From Terry’s book, The Benevon Model for Sustainable Funding: A Step-by-Step Guide to Getting it Right, Second Edition.

In the Benevon Model, follow-up is the glue that holds the whole model together. When your goal is to build lifelong relationships with individual donors, the follow-up process never ends. Whether after the initial Point of Entry Event or after each subsequent donor contact, you will be asking your donors for their personal feedback and listening closely for clues as to how they might like to become more involved.

The first Benevon Follow-Up Call, which happens after the initial Point of Entry Event, is not just a polite thank-you call, in which case it could be made by the Ambassador or the person who invited each guest to attend. It is fine for the Ambassador to call their guest to thank them for coming. However, the official Follow-Up Call must be made by someone representing the organization, someone to whom the guest can give candid feedback, without any sense of obligation to the friend who invited them.

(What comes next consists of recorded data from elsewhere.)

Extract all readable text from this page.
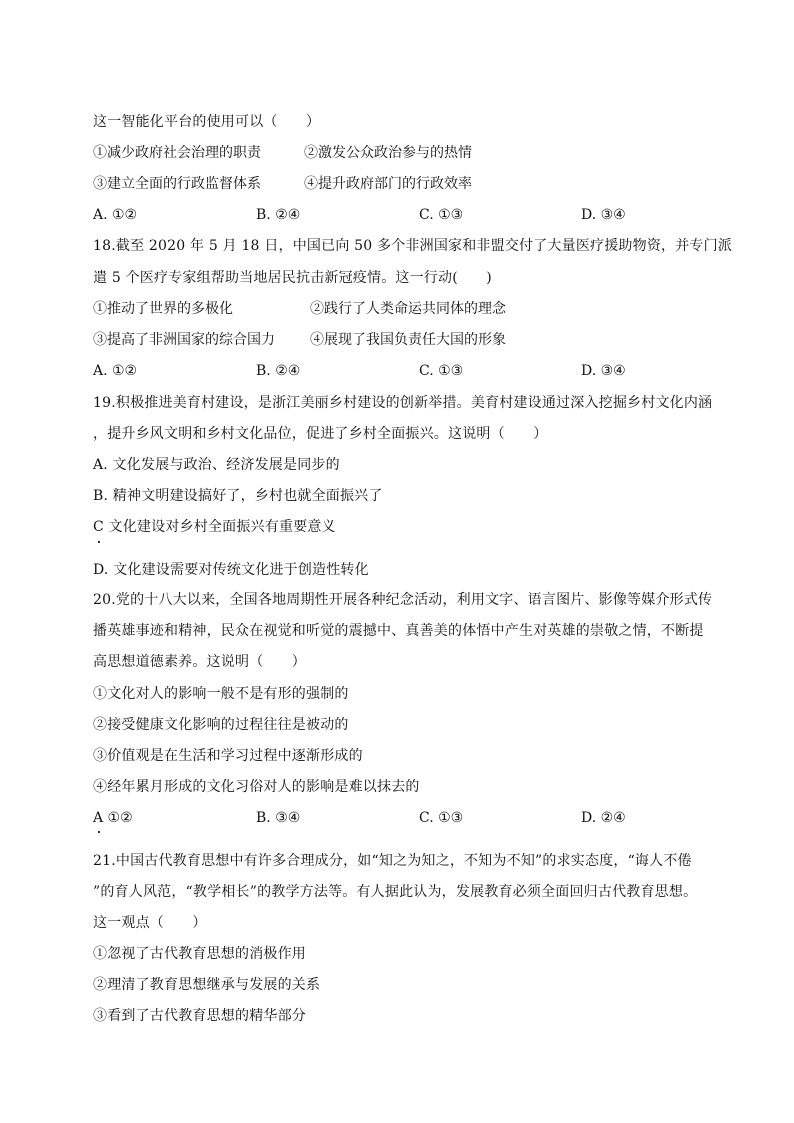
这一智能化平台的使用可以（　　）
①减少政府社会治理的职责	②激发公众政治参与的热情
③建立全面的行政监督体系	④提升政府部门的行政效率
A. ①②	B. ②④	C. ①③	D. ③④
18.截至 2020 年 5 月 18 日，中国已向 50 多个非洲国家和非盟交付了大量医疗援助物资，并专门派
遣 5 个医疗专家组帮助当地居民抗击新冠疫情。这一行动(　　)
①推动了世界的多极化	②践行了人类命运共同体的理念
③提高了非洲国家的综合国力	④展现了我国负责任大国的形象
A. ①②	B. ②④	C. ①③	D. ③④
19.积极推进美育村建设，是浙江美丽乡村建设的创新举措。美育村建设通过深入挖掘乡村文化内涵
，提升乡风文明和乡村文化品位，促进了乡村全面振兴。这说明（　　）
A. 文化发展与政治、经济发展是同步的
B. 精神文明建设搞好了，乡村也就全面振兴了
C 文化建设对乡村全面振兴有重要意义
D. 文化建设需要对传统文化进于创造性转化
20.党的十八大以来，全国各地周期性开展各种纪念活动，利用文字、语言图片、影像等媒介形式传
播英雄事迹和精神，民众在视觉和听觉的震撼中、真善美的体悟中产生对英雄的崇敬之情，不断提
高思想道德素养。这说明（　　）
①文化对人的影响一般不是有形的强制的
②接受健康文化影响的过程往往是被动的
③价值观是在生活和学习过程中逐渐形成的
④经年累月形成的文化习俗对人的影响是难以抹去的
A ①②	B. ③④	C. ①③	D. ②④
21.中国古代教育思想中有许多合理成分，如“知之为知之，不知为不知”的求实态度，“诲人不倦
”的育人风范，“教学相长”的教学方法等。有人据此认为，发展教育必须全面回归古代教育思想。
这一观点（　　）
①忽视了古代教育思想的消极作用
②理清了教育思想继承与发展的关系
③看到了古代教育思想的精华部分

The purpose of the Follow-Up Call is to discover whether or not this person is interested in becoming more involved with your organization. If the guest does want to become more involved, the Follow-Up Call is the opportunity to determine the particular aspects of your work that most inspire them and who else they may want to invite to attend a Point of Entry Event.

If you discover during the Follow-Up Call that the guest does not want to get involved, the guest is “blessed and released,” but not until you have asked if there is anyone else they might want to invite to a future Point of Entry Event.

Selecting the Ideal Person to Make the Follow-Up Calls
As you begin implementing the Benevon Model, it is worth thinking through who will be responsible for making these critical Follow-Up Calls.

The official Follow-Up Call should be made by the one staff member who is the Team Leader accountable for the successful implementation of the Benevon Model within the organization. This person needs to enjoy building relationships—and talking on the telephone! This person will be each guest’s ongoing primary contact at the organization and will guide the cultivation process leading up to the Ask Event and beyond.

The ideal Follow-Up Call person must:

    • Attend every Point of Entry Event and have a speaking role, either as the tour guide, storyteller, or testimonial speaker
    • Enjoy talking to people on the phone
    • Be accountable for Ambassador recruitment and oversee the Ambassador Manager
    • Have access to the executive director or CEO to get responses to donors’ questions or ideas in a timely manner
    • Possess the maturity and ability to interact with all types of people
    • Enjoy developing relationships with people over time
    • Be detail-oriented and committed to tracking every donor conversation in your database

Choose your Follow-Up Call person carefully and be sure that every guest receives this call two to three days after attending their Point of Entry Event.